Live Demo · Query Denoising
A denoising model that doesn't just correct spelling — it recovers the user's true search intent before the engine ever sees the query.
Standard spell-checkers operate at the character level. They look at a word, find the closest dictionary entry, and swap it in. That works fine for simple typos like teh → the. But it fails completely when the misspelling produces a real, valid word in a totally different domain.
"moth ball" (two words, a cricket/snooker term) versus "mothball" (one word, a pest-control product) are both perfectly valid English — but they send a search engine into entirely different domains. A character-level correction model has no way to detect this. The query looks clean. The intent is broken.
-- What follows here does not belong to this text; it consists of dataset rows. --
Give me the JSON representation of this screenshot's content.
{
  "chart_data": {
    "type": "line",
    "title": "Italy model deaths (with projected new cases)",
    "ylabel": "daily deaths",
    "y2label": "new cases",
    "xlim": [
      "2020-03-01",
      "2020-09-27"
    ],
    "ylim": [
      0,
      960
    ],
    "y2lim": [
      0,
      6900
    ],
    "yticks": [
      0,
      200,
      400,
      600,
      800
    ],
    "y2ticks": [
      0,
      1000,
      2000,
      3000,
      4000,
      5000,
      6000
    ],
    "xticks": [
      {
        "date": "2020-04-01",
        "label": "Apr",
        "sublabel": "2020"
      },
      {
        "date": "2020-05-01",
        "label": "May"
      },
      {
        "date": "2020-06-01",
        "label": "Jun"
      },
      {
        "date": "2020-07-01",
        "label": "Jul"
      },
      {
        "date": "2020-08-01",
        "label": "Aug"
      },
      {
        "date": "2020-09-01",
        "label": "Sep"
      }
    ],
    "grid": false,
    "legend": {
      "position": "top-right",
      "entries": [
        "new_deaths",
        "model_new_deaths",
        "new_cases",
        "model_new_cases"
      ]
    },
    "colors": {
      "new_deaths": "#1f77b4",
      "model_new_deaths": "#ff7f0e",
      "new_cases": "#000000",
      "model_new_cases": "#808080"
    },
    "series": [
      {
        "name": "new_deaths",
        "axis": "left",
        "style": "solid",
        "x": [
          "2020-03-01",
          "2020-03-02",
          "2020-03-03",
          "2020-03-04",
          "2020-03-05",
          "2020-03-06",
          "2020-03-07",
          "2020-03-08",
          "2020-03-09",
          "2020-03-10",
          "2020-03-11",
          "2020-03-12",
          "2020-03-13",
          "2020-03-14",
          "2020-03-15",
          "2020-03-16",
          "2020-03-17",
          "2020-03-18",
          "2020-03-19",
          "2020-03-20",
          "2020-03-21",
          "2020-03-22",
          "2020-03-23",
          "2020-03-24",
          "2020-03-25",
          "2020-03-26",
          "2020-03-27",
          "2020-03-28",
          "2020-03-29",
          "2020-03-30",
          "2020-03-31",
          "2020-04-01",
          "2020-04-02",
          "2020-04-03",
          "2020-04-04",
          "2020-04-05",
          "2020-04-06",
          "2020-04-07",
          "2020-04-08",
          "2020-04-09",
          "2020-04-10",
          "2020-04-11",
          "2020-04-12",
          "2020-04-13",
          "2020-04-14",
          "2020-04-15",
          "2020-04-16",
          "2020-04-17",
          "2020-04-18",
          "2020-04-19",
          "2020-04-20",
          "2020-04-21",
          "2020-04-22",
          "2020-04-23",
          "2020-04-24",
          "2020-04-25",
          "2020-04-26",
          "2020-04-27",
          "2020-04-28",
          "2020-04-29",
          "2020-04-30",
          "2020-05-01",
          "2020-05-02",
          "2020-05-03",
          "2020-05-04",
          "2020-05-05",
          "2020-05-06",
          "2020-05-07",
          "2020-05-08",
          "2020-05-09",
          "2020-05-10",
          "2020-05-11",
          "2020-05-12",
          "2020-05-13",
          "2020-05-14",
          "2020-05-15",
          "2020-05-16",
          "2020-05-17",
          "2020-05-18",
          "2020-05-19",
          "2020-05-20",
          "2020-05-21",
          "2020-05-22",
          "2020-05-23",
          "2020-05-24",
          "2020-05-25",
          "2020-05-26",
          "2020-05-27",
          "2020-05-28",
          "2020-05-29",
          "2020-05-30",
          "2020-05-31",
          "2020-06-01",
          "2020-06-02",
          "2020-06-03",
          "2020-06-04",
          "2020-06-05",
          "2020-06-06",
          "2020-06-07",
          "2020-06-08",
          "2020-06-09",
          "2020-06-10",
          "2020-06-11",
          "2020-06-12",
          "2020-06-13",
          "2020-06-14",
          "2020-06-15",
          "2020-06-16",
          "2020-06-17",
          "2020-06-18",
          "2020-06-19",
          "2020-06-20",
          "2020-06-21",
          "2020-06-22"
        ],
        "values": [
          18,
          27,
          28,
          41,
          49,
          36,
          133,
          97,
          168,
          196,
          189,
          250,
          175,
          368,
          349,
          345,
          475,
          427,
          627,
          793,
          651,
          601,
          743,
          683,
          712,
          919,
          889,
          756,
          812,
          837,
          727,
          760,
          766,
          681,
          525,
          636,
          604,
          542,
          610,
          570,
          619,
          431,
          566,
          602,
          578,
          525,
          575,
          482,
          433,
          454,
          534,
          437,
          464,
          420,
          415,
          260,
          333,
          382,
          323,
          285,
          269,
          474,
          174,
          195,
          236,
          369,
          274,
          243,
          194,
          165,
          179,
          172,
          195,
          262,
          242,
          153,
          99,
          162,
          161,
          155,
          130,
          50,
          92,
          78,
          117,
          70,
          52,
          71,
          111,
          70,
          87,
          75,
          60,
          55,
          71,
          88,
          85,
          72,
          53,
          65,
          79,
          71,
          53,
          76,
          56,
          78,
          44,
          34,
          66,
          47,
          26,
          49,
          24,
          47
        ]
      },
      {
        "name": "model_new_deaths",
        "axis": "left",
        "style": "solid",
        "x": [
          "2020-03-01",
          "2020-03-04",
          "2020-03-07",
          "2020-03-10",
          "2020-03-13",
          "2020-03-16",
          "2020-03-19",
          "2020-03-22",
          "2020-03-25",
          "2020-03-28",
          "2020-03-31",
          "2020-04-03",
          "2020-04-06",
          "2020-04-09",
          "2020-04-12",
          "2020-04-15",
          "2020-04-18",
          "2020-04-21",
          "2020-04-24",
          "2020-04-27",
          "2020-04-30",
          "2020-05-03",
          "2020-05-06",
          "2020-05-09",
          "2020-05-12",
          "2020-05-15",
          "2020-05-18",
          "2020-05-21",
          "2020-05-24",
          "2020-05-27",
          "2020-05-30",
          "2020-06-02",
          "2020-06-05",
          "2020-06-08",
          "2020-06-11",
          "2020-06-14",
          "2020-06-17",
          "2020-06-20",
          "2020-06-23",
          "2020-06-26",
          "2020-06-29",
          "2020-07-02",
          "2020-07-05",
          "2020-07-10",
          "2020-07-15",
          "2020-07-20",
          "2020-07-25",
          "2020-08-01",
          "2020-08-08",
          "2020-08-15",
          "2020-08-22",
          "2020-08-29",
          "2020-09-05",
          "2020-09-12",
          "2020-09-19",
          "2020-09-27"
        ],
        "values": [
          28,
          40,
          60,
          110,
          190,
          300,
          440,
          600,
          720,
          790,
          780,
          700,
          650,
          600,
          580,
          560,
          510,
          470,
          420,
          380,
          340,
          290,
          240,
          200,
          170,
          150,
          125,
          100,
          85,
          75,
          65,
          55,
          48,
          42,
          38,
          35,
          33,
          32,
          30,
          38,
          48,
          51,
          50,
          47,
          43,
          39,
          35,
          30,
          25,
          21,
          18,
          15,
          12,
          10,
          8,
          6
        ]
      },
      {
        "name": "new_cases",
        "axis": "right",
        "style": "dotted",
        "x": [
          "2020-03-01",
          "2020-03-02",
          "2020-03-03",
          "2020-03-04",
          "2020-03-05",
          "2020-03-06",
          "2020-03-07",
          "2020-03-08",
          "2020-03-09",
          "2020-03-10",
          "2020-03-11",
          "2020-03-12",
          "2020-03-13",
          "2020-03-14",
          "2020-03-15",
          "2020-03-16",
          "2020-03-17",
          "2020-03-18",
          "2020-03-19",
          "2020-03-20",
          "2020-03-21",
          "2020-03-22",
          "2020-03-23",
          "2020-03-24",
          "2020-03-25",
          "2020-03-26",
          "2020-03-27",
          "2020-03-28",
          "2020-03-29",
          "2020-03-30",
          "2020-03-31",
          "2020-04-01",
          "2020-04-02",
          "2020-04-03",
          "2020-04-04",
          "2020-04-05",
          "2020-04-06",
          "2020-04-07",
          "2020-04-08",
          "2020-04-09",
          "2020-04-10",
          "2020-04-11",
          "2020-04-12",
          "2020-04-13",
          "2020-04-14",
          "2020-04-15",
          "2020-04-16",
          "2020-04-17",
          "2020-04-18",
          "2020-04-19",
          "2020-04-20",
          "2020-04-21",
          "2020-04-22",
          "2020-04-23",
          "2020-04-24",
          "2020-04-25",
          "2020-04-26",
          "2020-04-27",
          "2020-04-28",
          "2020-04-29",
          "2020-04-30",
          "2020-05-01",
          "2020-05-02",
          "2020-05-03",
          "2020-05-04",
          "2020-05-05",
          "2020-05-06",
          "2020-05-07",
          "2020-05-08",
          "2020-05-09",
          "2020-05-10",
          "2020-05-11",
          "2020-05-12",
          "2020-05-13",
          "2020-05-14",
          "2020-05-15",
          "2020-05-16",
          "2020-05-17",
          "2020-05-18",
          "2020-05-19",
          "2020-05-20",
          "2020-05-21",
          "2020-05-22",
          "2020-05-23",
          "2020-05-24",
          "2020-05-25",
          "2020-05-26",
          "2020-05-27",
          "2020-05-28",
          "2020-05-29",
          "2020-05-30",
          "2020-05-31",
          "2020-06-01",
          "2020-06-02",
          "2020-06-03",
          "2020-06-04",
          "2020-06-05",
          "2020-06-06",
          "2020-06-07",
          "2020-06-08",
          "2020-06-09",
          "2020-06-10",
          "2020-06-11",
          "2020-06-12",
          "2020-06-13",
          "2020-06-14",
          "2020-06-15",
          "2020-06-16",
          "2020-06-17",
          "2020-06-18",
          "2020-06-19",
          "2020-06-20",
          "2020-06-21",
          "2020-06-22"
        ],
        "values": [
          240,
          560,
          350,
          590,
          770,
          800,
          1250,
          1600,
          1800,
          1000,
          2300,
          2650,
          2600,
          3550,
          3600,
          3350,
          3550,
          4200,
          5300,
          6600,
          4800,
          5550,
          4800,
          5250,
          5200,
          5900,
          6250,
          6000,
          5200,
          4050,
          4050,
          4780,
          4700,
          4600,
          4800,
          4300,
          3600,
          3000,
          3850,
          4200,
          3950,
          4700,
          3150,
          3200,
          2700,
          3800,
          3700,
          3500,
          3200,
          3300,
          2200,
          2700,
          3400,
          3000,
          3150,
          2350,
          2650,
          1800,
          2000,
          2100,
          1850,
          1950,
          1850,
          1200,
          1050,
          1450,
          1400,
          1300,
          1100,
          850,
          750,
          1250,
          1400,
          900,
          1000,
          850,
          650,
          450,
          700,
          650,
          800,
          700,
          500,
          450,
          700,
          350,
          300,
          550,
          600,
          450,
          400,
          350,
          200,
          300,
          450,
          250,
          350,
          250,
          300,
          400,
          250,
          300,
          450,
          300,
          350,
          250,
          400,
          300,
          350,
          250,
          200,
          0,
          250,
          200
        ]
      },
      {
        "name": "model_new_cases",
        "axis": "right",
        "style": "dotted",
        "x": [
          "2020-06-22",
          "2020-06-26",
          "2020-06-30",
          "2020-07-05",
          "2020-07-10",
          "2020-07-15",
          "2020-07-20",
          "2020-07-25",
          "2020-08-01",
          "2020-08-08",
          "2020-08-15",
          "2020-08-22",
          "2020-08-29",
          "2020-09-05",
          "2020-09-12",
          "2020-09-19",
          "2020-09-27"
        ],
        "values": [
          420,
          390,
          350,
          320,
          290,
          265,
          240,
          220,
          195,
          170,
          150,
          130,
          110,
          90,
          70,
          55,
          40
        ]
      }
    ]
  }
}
This is the problem this project targets: semantic drift caused by spacing and compounding errors. Not character noise — meaning noise.
A sequence model (fine-tuned BERT) flags tokens likely to be noisy — either misspelled, wrongly spaced, or phonetically drifted. Unlike rule-based systems, it uses surrounding context to decide whether a word is suspicious.
A seq2seq denoiser (T5-small) rewrites the flagged query. Crucially, it is trained on pairs where the semantic domain shifts — not just surface-level character edits. It learns to recover compound words and domain-correct alternatives.
A lightweight intent classifier confirms the corrected query lands in the right domain before it reaches the ranking model. If intent is uncertain, both queries are run in parallel and results are merged.
Measured on a synthetic dataset of meaning-changing errors plus a hand-labelled sample of real search logs. Metrics: domain accuracy, BLEU, and ranking NDCG delta.